I decided to take all the cooling system apart and do an inspection. Turns out the first thing was the problem. I found what was left of several jellyfish in the Groco strainer and that was sufficiently reducing the flow to cause a higher temperature. I went ahead and pulled the plate off the water pump to check the impeller and it was perfect. Then I removed both end caps off the heat exchanger and found no debris of any sort. Everything back together, I started her up and ran her hard at anchor and she sat at 195, so problem solved.

I set my alarm for 4:30 am and was gone by 5 am. Raising the anchor by hand was good work that time of the morning, but our windlass requires two people to operate.

It was still deep dark, and the sky was filled with the most impressive star display I have seen outside of the SW deserts. The milky way was very bright, like the proverbial can of white paint thrown across the sky.
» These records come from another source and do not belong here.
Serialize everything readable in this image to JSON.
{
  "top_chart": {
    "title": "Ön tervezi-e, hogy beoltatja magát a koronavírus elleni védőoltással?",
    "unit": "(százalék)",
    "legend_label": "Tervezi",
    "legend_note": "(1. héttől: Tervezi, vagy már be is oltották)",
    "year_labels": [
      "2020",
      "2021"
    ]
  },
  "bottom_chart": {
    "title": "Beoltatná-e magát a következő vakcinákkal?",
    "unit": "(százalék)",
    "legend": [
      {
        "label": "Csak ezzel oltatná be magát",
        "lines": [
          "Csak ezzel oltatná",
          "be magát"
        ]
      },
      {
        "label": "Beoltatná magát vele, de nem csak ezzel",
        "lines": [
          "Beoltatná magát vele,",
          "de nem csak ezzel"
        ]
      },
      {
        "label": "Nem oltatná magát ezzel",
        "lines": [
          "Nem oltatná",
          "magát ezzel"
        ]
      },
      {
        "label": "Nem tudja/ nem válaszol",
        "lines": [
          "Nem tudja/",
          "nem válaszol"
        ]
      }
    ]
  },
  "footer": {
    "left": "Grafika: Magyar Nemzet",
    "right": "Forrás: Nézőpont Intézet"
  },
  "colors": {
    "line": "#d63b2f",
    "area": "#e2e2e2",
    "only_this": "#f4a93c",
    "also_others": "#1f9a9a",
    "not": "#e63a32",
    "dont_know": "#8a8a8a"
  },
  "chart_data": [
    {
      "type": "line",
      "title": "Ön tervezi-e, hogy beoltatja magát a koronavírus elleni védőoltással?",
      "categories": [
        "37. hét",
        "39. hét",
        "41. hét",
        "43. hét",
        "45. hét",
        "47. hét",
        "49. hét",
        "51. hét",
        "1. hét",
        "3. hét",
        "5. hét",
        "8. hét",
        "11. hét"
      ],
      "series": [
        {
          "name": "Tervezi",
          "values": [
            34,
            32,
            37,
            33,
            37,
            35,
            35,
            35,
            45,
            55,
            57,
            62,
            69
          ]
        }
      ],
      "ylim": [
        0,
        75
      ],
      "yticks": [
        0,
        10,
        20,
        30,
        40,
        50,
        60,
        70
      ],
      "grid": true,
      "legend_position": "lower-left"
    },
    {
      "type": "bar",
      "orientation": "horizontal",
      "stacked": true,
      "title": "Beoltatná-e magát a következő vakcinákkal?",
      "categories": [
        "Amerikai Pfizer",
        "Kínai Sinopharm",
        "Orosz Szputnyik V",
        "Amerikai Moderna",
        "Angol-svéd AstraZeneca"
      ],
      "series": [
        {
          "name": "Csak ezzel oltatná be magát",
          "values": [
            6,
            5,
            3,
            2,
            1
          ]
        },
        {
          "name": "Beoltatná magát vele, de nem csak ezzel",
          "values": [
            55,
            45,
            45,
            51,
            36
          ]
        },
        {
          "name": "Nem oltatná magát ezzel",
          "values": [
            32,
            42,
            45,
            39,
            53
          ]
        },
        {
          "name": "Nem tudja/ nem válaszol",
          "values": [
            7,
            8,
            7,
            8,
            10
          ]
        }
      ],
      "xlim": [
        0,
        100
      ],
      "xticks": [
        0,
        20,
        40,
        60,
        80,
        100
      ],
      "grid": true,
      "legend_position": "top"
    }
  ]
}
To think of the billions of stars in our own tiny galaxy, to think of the immensity of space, to think of the depths of time, to think of the certainty of other lifeforms on other planets, to think of the fragility of our own lives, to think of it all is to experience enlightenment. I drove Aeolus through the depths of night as kerjillions of stars spangled over the sky. It was as though, as we were, levitating.
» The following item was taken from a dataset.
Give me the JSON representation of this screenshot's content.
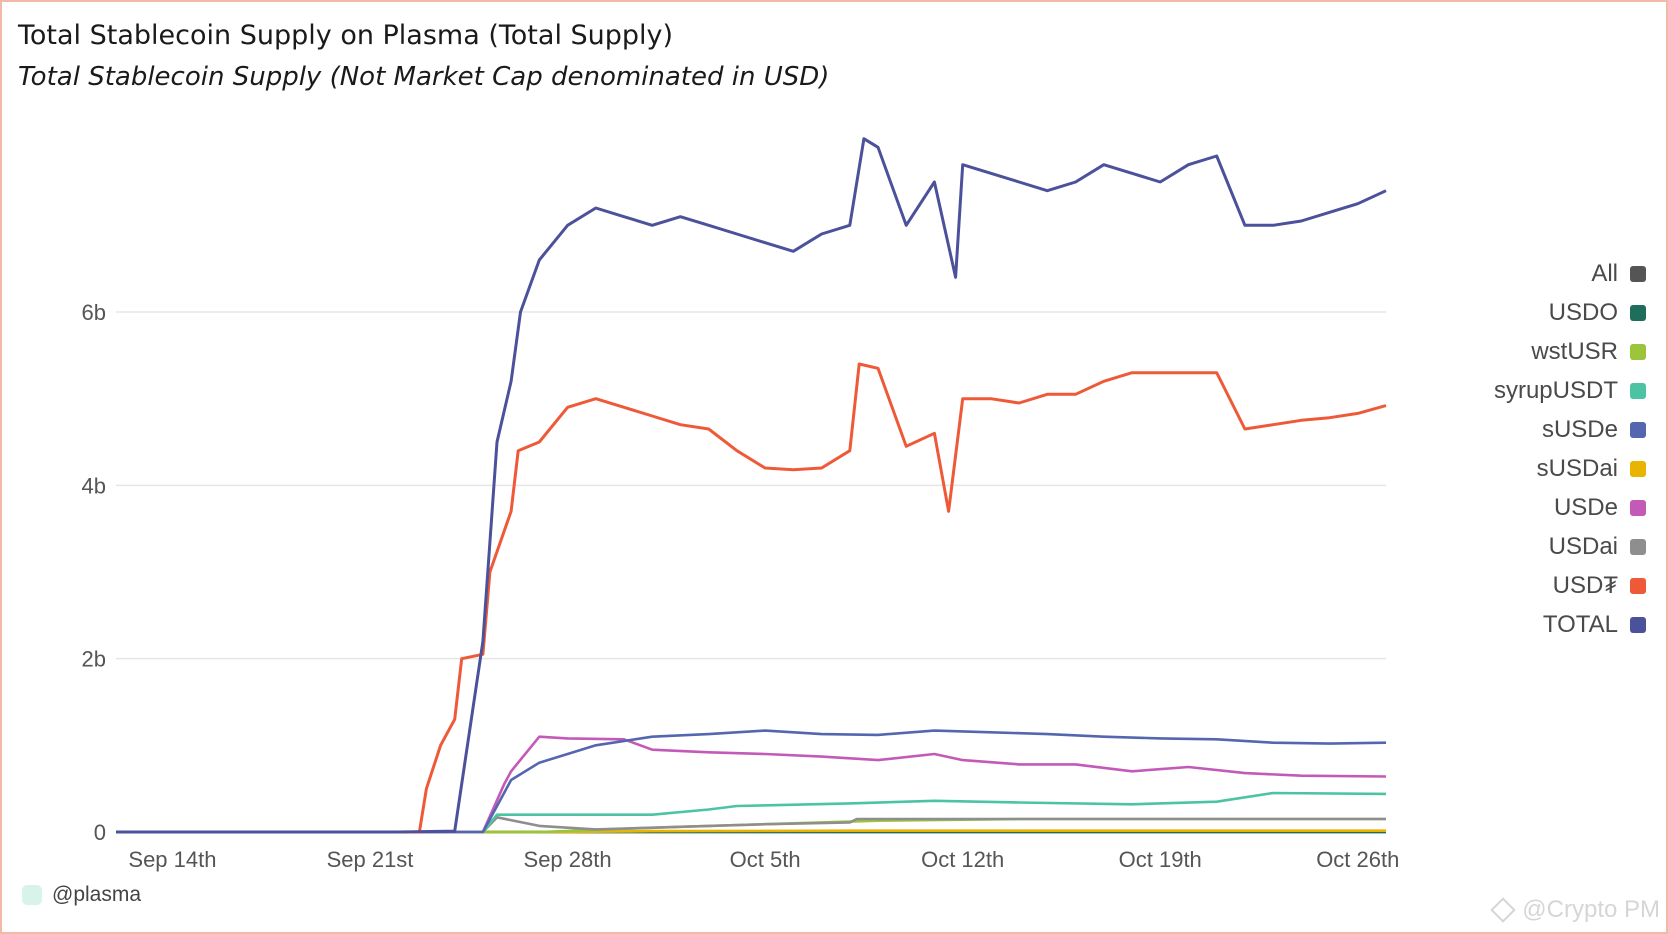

Sunrise came slowly and exquisitely. If the night must end, this is a beautiful way.

My only goal was to make Dodd Narrows at close to slack, and my boat speed and the distance conspired to put me there at about 12 noon after an 11:15 slack. Turning to ebb and helping me.

I had about 7 hours to go, but it's a pretty simple math problem to know if you'll make it. The weather forecast was for light and variable winds all day. Smooth motoring.
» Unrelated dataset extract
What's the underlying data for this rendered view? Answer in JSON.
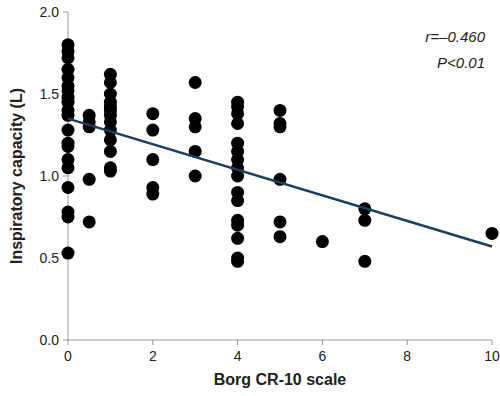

I did indeed hit Dodd Narrows at 12 noon. The ebb had started and was moving at maybe 2 knots as several boats headed south along with me. Such a beautiful spot.

After that, it was just a straight trip down to Friday Harbor through the Gulf Islands. I used the autopilot a fair amount to be able to cook dinner or just get a break.

On the way past Spieden Island, always a beautiful spot, the sunset overwhelmed the sky with the most intricate cloud patterns. These pictures don't do it justice.

I made the customs dock at Friday Harbor just as they were closing up shop at 8pm. I drove Aeolus for 15 hours straight yesterday and experienced in one day some of the most beautiful scenery our world has to offer.